De: Jean-Luc Godard. Com Brigitte Bardot, Michel Piccoli, Jack Palance, Giorgia Moll e Fritz Lang. Drama, França, 1963, 103 minutos.
Como bom americano, Prokosch está familiarizado com o conservadorismo de seu público. As famílias de bem, ele sabe, não conseguem lidar com essa liberdade toda. Para Paul é a oportunidade dos sonhos, pelo visto. A ponto de ele sequer se importar quando Prokosch oferece uma carona cheia de segundas intenções a sua bela esposa Camille (Bardot). Mais do que isso, o roteirista faz questão de enviar a jovem no carro do, até então, desconhecido. Demorando a chegar a seu destino - a ideia é que todos tomem juntos um drink para selar o contrato na suntuosa casa do produtor. Ainda que nunca pareça ficar evidente a real intenção de Paul, seu comportamento estranho faz o público acreditar que ele está, de alguma maneira, vendendo seu passe. A moeda de troca? A própria mulher. Que, claramente, é apaixonada pelo roteirista. Quer dizer, ela era apaixonada. Muito - como a longa sequência inicial comprova. Sentimento que se esvaziará de forma inexorável e de forma muito rápida com o passar do tempo.

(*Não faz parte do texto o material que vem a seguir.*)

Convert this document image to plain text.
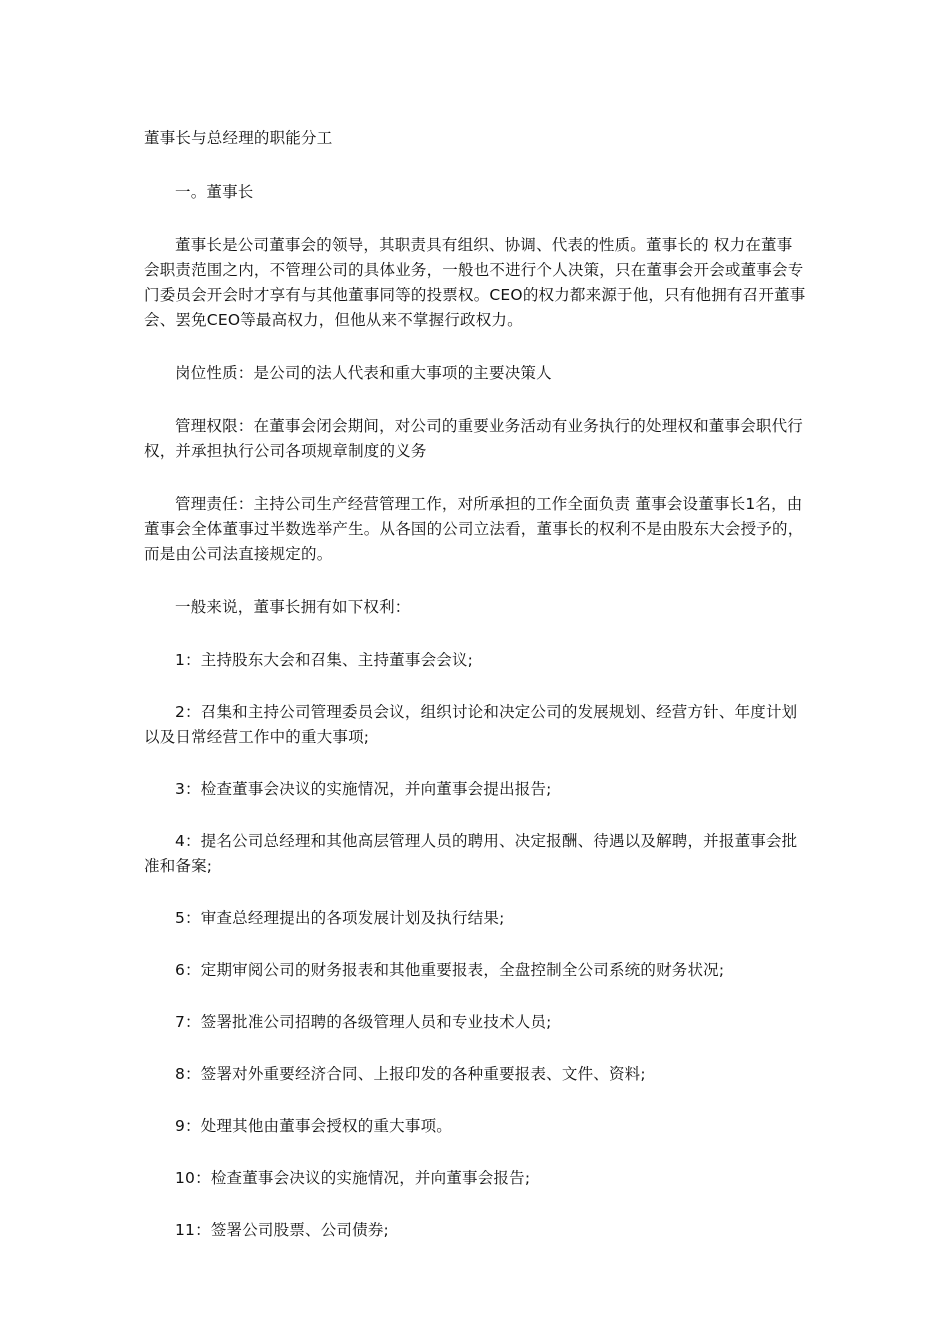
董事长与总经理的职能分工

一。董事长

董事长是公司董事会的领导，其职责具有组织、协调、代表的性质。董事长的 权力在董事会职责范围之内，不管理公司的具体业务，一般也不进行个人决策，只在董事会开会或董事会专门委员会开会时才享有与其他董事同等的投票权。CEO的权力都来源于他，只有他拥有召开董事会、罢免CEO等最高权力，但他从来不掌握行政权力。

岗位性质：是公司的法人代表和重大事项的主要决策人

管理权限：在董事会闭会期间，对公司的重要业务活动有业务执行的处理权和董事会职代行权，并承担执行公司各项规章制度的义务

管理责任：主持公司生产经营管理工作，对所承担的工作全面负责 董事会设董事长1名，由董事会全体董事过半数选举产生。从各国的公司立法看，董事长的权利不是由股东大会授予的，而是由公司法直接规定的。

一般来说，董事长拥有如下权利：

1：主持股东大会和召集、主持董事会会议;

2：召集和主持公司管理委员会议，组织讨论和决定公司的发展规划、经营方针、年度计划以及日常经营工作中的重大事项;

3：检查董事会决议的实施情况，并向董事会提出报告;

4：提名公司总经理和其他高层管理人员的聘用、决定报酬、待遇以及解聘，并报董事会批准和备案;

5：审查总经理提出的各项发展计划及执行结果;

6：定期审阅公司的财务报表和其他重要报表，全盘控制全公司系统的财务状况;

7：签署批准公司招聘的各级管理人员和专业技术人员;

8：签署对外重要经济合同、上报印发的各种重要报表、文件、资料;

9：处理其他由董事会授权的重大事项。

10：检查董事会决议的实施情况，并向董事会报告;

11：签署公司股票、公司债券;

É uma história de amor? Sim, é uma história de amor. Mas à moda Godard, claro, com todas as trucagens técnicas, que são típicas do diretor - e que vão desde a montagem enigmática, passando pelo uso de cores surpreendente e pelos longos e filosóficos diálogos, até chegar à metalinguagem (com o filme dentro do filme sendo mera desculpa para uma série de discussões que envolvem relacionamentos e suas escolhas, frustrações e sonhos despedaçados). Para Camille pouco interessa o universo exibicionista do cinema. "Delírios de Loucura, de Nicholas Ray, está passando no cinema, gostaria de assisti-lo?" pergunta Paul a uma desinteressada Camille. "Não", ela responde. "Fui eu que escrevi o roteiro", retruca o sujeito. "Eu sei", diz ela, mal mexendo o rosto. De alguma maneira o comportamento submisso mas corajoso da jovem é o de alguém que espera que as decisões importantes em uma relação se encontrem com o que ela deseja. O que faz com que ela se sinta apenas desapontada a cada novo acontecimento.
As interpretações são cheias de sutilezas, a ponto de a gente quase nem perceber o direcionamento que a trama, levemente vagarosa, está tomando. Em certa altura, Camille pretende surpreender o marido usando uma nova peruca e um vestido luxuoso. Mas ele está apenas interessado na viagem à Capri, a convite do produtor - e que poderá fortalecer a parceria de negócios. Há um apartamento novo, enorme, a ser pago. O trabalho como roteirista deve dar conta. A narrativa avança em meio a longos devaneios em que Camille não consegue explicar exatamente o que ocorreu. Ela apenas despreza o seu marido. Não o ama mais. De um dia para o outro a coisa mudou. Ambos se distanciaram e tudo esfriou. A mera sugestão de sexo é motivo de deboche. As trocas se toram burocráticas, pouco amistosas - a ponto de chegar às agressões mútuas. Físicas e psicológicas. Tudo acompanhado da comovente e quase repetitiva trilha sonora. Que inunda as cenas. Preenche cada canto. Em resumo e o que fica: "quem ama cuida", já diz o chavão. Que, aqui, num filme cabeçudo do Godard, se aplica direitinho.